3. Validation Assessment
After preliminary classification and quality assessment, the refined U-Net model is tested on a fixed set of validation images. This validation set consists of images that were previously and independently annotated, providing a reliable benchmark for assessing the model’s performance. By applying the U-Net to this validation set, researchers can evaluate the model’s classification accuracy comprehensively.
The process involves calculating various performance metrics, such as precision, recall, and overall accuracy, to determine the model’s effectiveness in identifying different land cover types and disturbances. These metrics offer insights into the model’s strengths and weaknesses, highlighting areas where further improvements may be necessary. The assessment results guide researchers in making informed decisions about the next steps in the active learning process.
4. Accuracy Check
Once the validation assessment is complete, researchers must decide whether the model’s classification accuracy is sufficiently high to consider the process finished. If the model demonstrates a high level of accuracy, correctly identifying and classifying land cover types and disturbances, the active learning process can be concluded. This decision is critical for ensuring that the final model meets the required standards for accurate land cover mapping.

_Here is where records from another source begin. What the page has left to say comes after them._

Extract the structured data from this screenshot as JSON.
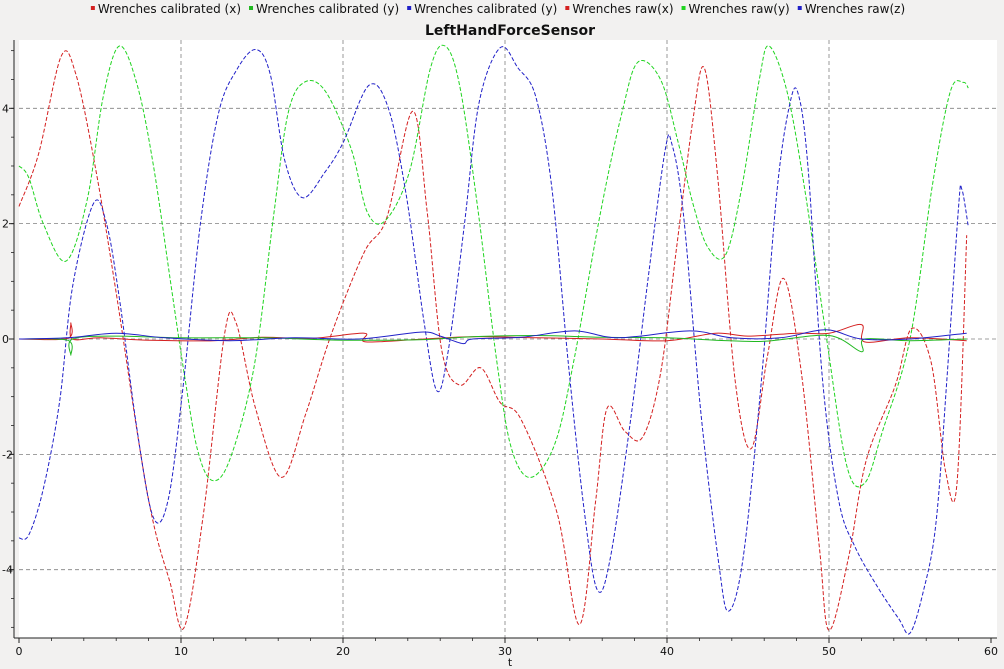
{
  "chart_data": {
    "type": "line",
    "title": "LeftHandForceSensor",
    "xlabel": "t",
    "ylabel": "",
    "xlim": [
      0,
      60
    ],
    "ylim": [
      -5.15,
      5.15
    ],
    "x_ticks": [
      0,
      10,
      20,
      30,
      40,
      50,
      60
    ],
    "y_ticks": [
      -4,
      -2,
      0,
      2,
      4
    ],
    "grid": true,
    "legend_position": "top",
    "series": [
      {
        "name": "Wrenches calibrated (x)",
        "color": "#d42020",
        "style": "solid",
        "points": [
          [
            0,
            0
          ],
          [
            3,
            0.01
          ],
          [
            3.2,
            0.28
          ],
          [
            3.3,
            0
          ],
          [
            5,
            0.02
          ],
          [
            8,
            -0.02
          ],
          [
            12,
            -0.03
          ],
          [
            15,
            0.03
          ],
          [
            18,
            0.01
          ],
          [
            21.3,
            0.1
          ],
          [
            21.4,
            -0.05
          ],
          [
            25,
            0
          ],
          [
            28,
            0.04
          ],
          [
            32,
            0.02
          ],
          [
            36,
            0
          ],
          [
            40,
            -0.03
          ],
          [
            43,
            0.1
          ],
          [
            45,
            0.05
          ],
          [
            48,
            0.1
          ],
          [
            50,
            0.1
          ],
          [
            52,
            0.25
          ],
          [
            52.2,
            -0.05
          ],
          [
            55,
            0.02
          ],
          [
            58.5,
            -0.03
          ]
        ]
      },
      {
        "name": "Wrenches calibrated (y)",
        "color": "#20b820",
        "style": "solid",
        "points": [
          [
            0,
            0
          ],
          [
            3,
            -0.02
          ],
          [
            3.2,
            -0.28
          ],
          [
            3.3,
            0
          ],
          [
            6,
            0.05
          ],
          [
            10,
            0.02
          ],
          [
            15,
            0.02
          ],
          [
            20,
            -0.02
          ],
          [
            25,
            -0.01
          ],
          [
            28,
            0.04
          ],
          [
            32,
            0.06
          ],
          [
            36,
            0.03
          ],
          [
            40,
            0.02
          ],
          [
            43,
            -0.02
          ],
          [
            46,
            -0.04
          ],
          [
            50,
            0.06
          ],
          [
            52,
            -0.22
          ],
          [
            52.2,
            0
          ],
          [
            55,
            -0.03
          ],
          [
            58.5,
            0
          ]
        ]
      },
      {
        "name": "Wrenches calibrated (y)",
        "color": "#2020c8",
        "style": "solid",
        "points": [
          [
            0,
            0
          ],
          [
            3,
            0.02
          ],
          [
            6,
            0.1
          ],
          [
            9,
            0.02
          ],
          [
            13,
            -0.03
          ],
          [
            17,
            0.02
          ],
          [
            21,
            0
          ],
          [
            24.8,
            0.12
          ],
          [
            26,
            0.05
          ],
          [
            27.4,
            -0.08
          ],
          [
            28,
            0
          ],
          [
            31,
            0.03
          ],
          [
            34.3,
            0.14
          ],
          [
            37,
            0.02
          ],
          [
            41.4,
            0.14
          ],
          [
            44,
            0.02
          ],
          [
            47,
            0.02
          ],
          [
            49.8,
            0.16
          ],
          [
            52,
            0
          ],
          [
            55,
            0
          ],
          [
            58.5,
            0.1
          ]
        ]
      },
      {
        "name": "Wrenches raw(x)",
        "color": "#d42020",
        "style": "dashed",
        "points": [
          [
            0,
            2.3
          ],
          [
            1.2,
            3.2
          ],
          [
            2.6,
            4.9
          ],
          [
            3.5,
            4.6
          ],
          [
            4.7,
            3
          ],
          [
            6,
            0.8
          ],
          [
            7.4,
            -1.8
          ],
          [
            8.3,
            -3.2
          ],
          [
            9.3,
            -4.2
          ],
          [
            10.2,
            -5.0
          ],
          [
            11.4,
            -3
          ],
          [
            12.7,
            0.1
          ],
          [
            13.4,
            0.28
          ],
          [
            14.6,
            -1.2
          ],
          [
            16.2,
            -2.4
          ],
          [
            17.7,
            -1.3
          ],
          [
            19.3,
            0.1
          ],
          [
            21.3,
            1.5
          ],
          [
            22.7,
            2.1
          ],
          [
            24.3,
            3.95
          ],
          [
            25.2,
            2.2
          ],
          [
            26.1,
            -0.2
          ],
          [
            27.2,
            -0.8
          ],
          [
            28.5,
            -0.5
          ],
          [
            29.7,
            -1.1
          ],
          [
            31,
            -1.4
          ],
          [
            33.2,
            -3
          ],
          [
            34.6,
            -4.95
          ],
          [
            35.6,
            -2.8
          ],
          [
            36.3,
            -1.2
          ],
          [
            37.4,
            -1.6
          ],
          [
            38.5,
            -1.7
          ],
          [
            39.6,
            -0.6
          ],
          [
            40.6,
            1.6
          ],
          [
            41.6,
            3.8
          ],
          [
            42.3,
            4.7
          ],
          [
            43.1,
            2.9
          ],
          [
            44.2,
            -0.7
          ],
          [
            45.2,
            -1.9
          ],
          [
            46.2,
            -0.3
          ],
          [
            47.2,
            1.05
          ],
          [
            48.3,
            -0.6
          ],
          [
            49.4,
            -3.6
          ],
          [
            50,
            -5.05
          ],
          [
            51.2,
            -3.8
          ],
          [
            52.3,
            -2.1
          ],
          [
            54.1,
            -0.8
          ],
          [
            55.1,
            0.18
          ],
          [
            56.3,
            -0.4
          ],
          [
            57.2,
            -2.3
          ],
          [
            57.9,
            -2.5
          ],
          [
            58.5,
            1.8
          ]
        ]
      },
      {
        "name": "Wrenches raw(y)",
        "color": "#20d420",
        "style": "dashed",
        "points": [
          [
            0,
            3
          ],
          [
            0.6,
            2.8
          ],
          [
            1.5,
            2
          ],
          [
            2.9,
            1.35
          ],
          [
            4.2,
            2.4
          ],
          [
            5.2,
            4.2
          ],
          [
            6.2,
            5.08
          ],
          [
            7.3,
            4.4
          ],
          [
            8.3,
            3
          ],
          [
            9.4,
            0.9
          ],
          [
            10.2,
            -0.6
          ],
          [
            11,
            -1.9
          ],
          [
            11.9,
            -2.45
          ],
          [
            13,
            -2.1
          ],
          [
            14.5,
            -0.5
          ],
          [
            15.7,
            2.1
          ],
          [
            16.6,
            3.9
          ],
          [
            17.6,
            4.45
          ],
          [
            18.9,
            4.3
          ],
          [
            20.5,
            3.3
          ],
          [
            21.5,
            2.2
          ],
          [
            22.6,
            2.05
          ],
          [
            24.1,
            2.9
          ],
          [
            25.4,
            4.7
          ],
          [
            26.3,
            5.08
          ],
          [
            27.2,
            4.4
          ],
          [
            28.3,
            2.3
          ],
          [
            29.5,
            -0.4
          ],
          [
            30.4,
            -1.9
          ],
          [
            31.6,
            -2.4
          ],
          [
            33.1,
            -1.8
          ],
          [
            34.3,
            -0.3
          ],
          [
            35.9,
            2.2
          ],
          [
            37.2,
            3.9
          ],
          [
            38.2,
            4.8
          ],
          [
            39.6,
            4.5
          ],
          [
            40.7,
            3.4
          ],
          [
            41.6,
            2.35
          ],
          [
            42.5,
            1.6
          ],
          [
            43.6,
            1.45
          ],
          [
            44.6,
            2.6
          ],
          [
            45.7,
            4.5
          ],
          [
            46.3,
            5.08
          ],
          [
            47.4,
            4.3
          ],
          [
            48.5,
            2.6
          ],
          [
            49.8,
            0.1
          ],
          [
            51.1,
            -2.2
          ],
          [
            52.2,
            -2.5
          ],
          [
            53.3,
            -1.6
          ],
          [
            55,
            0
          ],
          [
            56.4,
            2.7
          ],
          [
            57.5,
            4.3
          ],
          [
            58.3,
            4.45
          ],
          [
            58.6,
            4.35
          ]
        ]
      },
      {
        "name": "Wrenches raw(z)",
        "color": "#2020c8",
        "style": "dashed",
        "points": [
          [
            0,
            -3.45
          ],
          [
            0.6,
            -3.4
          ],
          [
            1.5,
            -2.6
          ],
          [
            2.5,
            -1.1
          ],
          [
            3.3,
            0.9
          ],
          [
            4.6,
            2.35
          ],
          [
            5.4,
            2
          ],
          [
            6.2,
            0.7
          ],
          [
            7.3,
            -1.6
          ],
          [
            8.3,
            -3.1
          ],
          [
            9.2,
            -2.8
          ],
          [
            10.1,
            -0.9
          ],
          [
            11.2,
            2
          ],
          [
            12.3,
            3.9
          ],
          [
            13.4,
            4.65
          ],
          [
            14.6,
            5.02
          ],
          [
            15.5,
            4.6
          ],
          [
            16.4,
            3.1
          ],
          [
            17.5,
            2.45
          ],
          [
            18.9,
            2.9
          ],
          [
            20,
            3.4
          ],
          [
            21.6,
            4.4
          ],
          [
            22.8,
            4
          ],
          [
            23.9,
            2.5
          ],
          [
            25,
            0.3
          ],
          [
            25.8,
            -0.9
          ],
          [
            26.5,
            -0.2
          ],
          [
            27.5,
            2
          ],
          [
            28.4,
            4.1
          ],
          [
            29.7,
            5.05
          ],
          [
            30.8,
            4.7
          ],
          [
            31.9,
            4.2
          ],
          [
            32.9,
            2.6
          ],
          [
            33.9,
            -0.4
          ],
          [
            34.9,
            -3
          ],
          [
            35.7,
            -4.35
          ],
          [
            36.5,
            -3.8
          ],
          [
            37.8,
            -1.3
          ],
          [
            38.9,
            1.2
          ],
          [
            39.9,
            3.3
          ],
          [
            40.3,
            3.38
          ],
          [
            41,
            2.2
          ],
          [
            42.1,
            -1.3
          ],
          [
            43.2,
            -3.9
          ],
          [
            43.8,
            -4.72
          ],
          [
            44.7,
            -3.8
          ],
          [
            45.8,
            -0.8
          ],
          [
            46.8,
            2.6
          ],
          [
            47.6,
            4.1
          ],
          [
            48.1,
            4.25
          ],
          [
            48.7,
            3
          ],
          [
            49.6,
            -0.7
          ],
          [
            50.6,
            -2.8
          ],
          [
            51.6,
            -3.6
          ],
          [
            53,
            -4.3
          ],
          [
            54.3,
            -4.85
          ],
          [
            55,
            -5.1
          ],
          [
            55.8,
            -4.4
          ],
          [
            56.6,
            -3.2
          ],
          [
            57.3,
            -0.6
          ],
          [
            58,
            2.3
          ],
          [
            58.2,
            2.6
          ],
          [
            58.6,
            1.95
          ]
        ]
      }
    ]
  }
}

Achieving high classification accuracy signifies that the model has effectively learned from the diverse training data and can consistently produce reliable results. However, if the accuracy falls short of expectations, further iterations of the active learning process are necessary. This iterative approach ensures continuous improvement and refinement of the model, ultimately leading to a highly accurate and reliable land cover classification tool.
5. Iteration
If the validation assessment shows that the classification accuracy is still not satisfactory, the active learning process moves into an iterative phase. In this stage, the corrected PlanetScope images from the initial classification are added to the existing training dataset. This updated dataset provides the U-Net model with new, high-quality examples to learn from, enhancing its ability to accurately classify land cover.

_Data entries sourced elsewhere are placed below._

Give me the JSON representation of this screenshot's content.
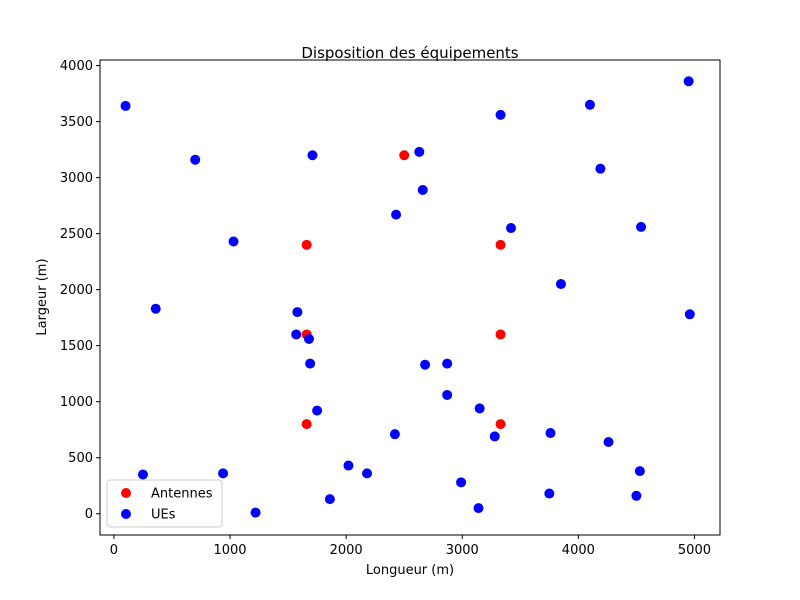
{
  "chart_data": {
    "type": "scatter",
    "title": "Disposition des équipements",
    "xlabel": "Longueur (m)",
    "ylabel": "Largeur (m)",
    "xlim": [
      -120,
      5220
    ],
    "ylim": [
      -190,
      4050
    ],
    "xticks": [
      0,
      1000,
      2000,
      3000,
      4000,
      5000
    ],
    "yticks": [
      0,
      500,
      1000,
      1500,
      2000,
      2500,
      3000,
      3500,
      4000
    ],
    "grid": false,
    "legend_position": "bottom-left",
    "series": [
      {
        "name": "Antennes",
        "color": "#ff0000",
        "points": [
          [
            1660,
            2400
          ],
          [
            1660,
            1600
          ],
          [
            1660,
            800
          ],
          [
            2500,
            3200
          ],
          [
            3330,
            2400
          ],
          [
            3330,
            1600
          ],
          [
            3330,
            800
          ]
        ]
      },
      {
        "name": "UEs",
        "color": "#0000ff",
        "points": [
          [
            100,
            3640
          ],
          [
            700,
            3160
          ],
          [
            1030,
            2430
          ],
          [
            360,
            1830
          ],
          [
            250,
            350
          ],
          [
            940,
            360
          ],
          [
            1220,
            10
          ],
          [
            1580,
            1800
          ],
          [
            1570,
            1600
          ],
          [
            1680,
            1560
          ],
          [
            1690,
            1340
          ],
          [
            1750,
            920
          ],
          [
            1710,
            3200
          ],
          [
            2020,
            430
          ],
          [
            2180,
            360
          ],
          [
            1860,
            130
          ],
          [
            2420,
            710
          ],
          [
            2430,
            2670
          ],
          [
            2630,
            3230
          ],
          [
            2660,
            2890
          ],
          [
            2680,
            1330
          ],
          [
            2870,
            1340
          ],
          [
            2870,
            1060
          ],
          [
            2990,
            280
          ],
          [
            3140,
            50
          ],
          [
            3150,
            940
          ],
          [
            3280,
            690
          ],
          [
            3330,
            3560
          ],
          [
            3420,
            2550
          ],
          [
            3760,
            720
          ],
          [
            3750,
            180
          ],
          [
            3850,
            2050
          ],
          [
            4100,
            3650
          ],
          [
            4190,
            3080
          ],
          [
            4260,
            640
          ],
          [
            4500,
            160
          ],
          [
            4530,
            380
          ],
          [
            4540,
            2560
          ],
          [
            4950,
            3860
          ],
          [
            4960,
            1780
          ]
        ]
      }
    ]
  }
}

The U-Net model is then retrained using this expanded training set, which incorporates the latest corrections and refinements. Following this retraining, the model is used again to classify a small batch of unlabeled PlanetScope images, followed by a quality assessment and manual correction. This iterative procedure repeats until the model achieves the necessary level of classification accuracy.
Through repeated iterations, the U-Net model continually improves, becoming more skilled at identifying subtle variations in land cover and disturbances. The ultimate outcome is a highly accurate tool for large-scale land cover classification and disturbance mapping, powered by high-resolution training data and active learning techniques.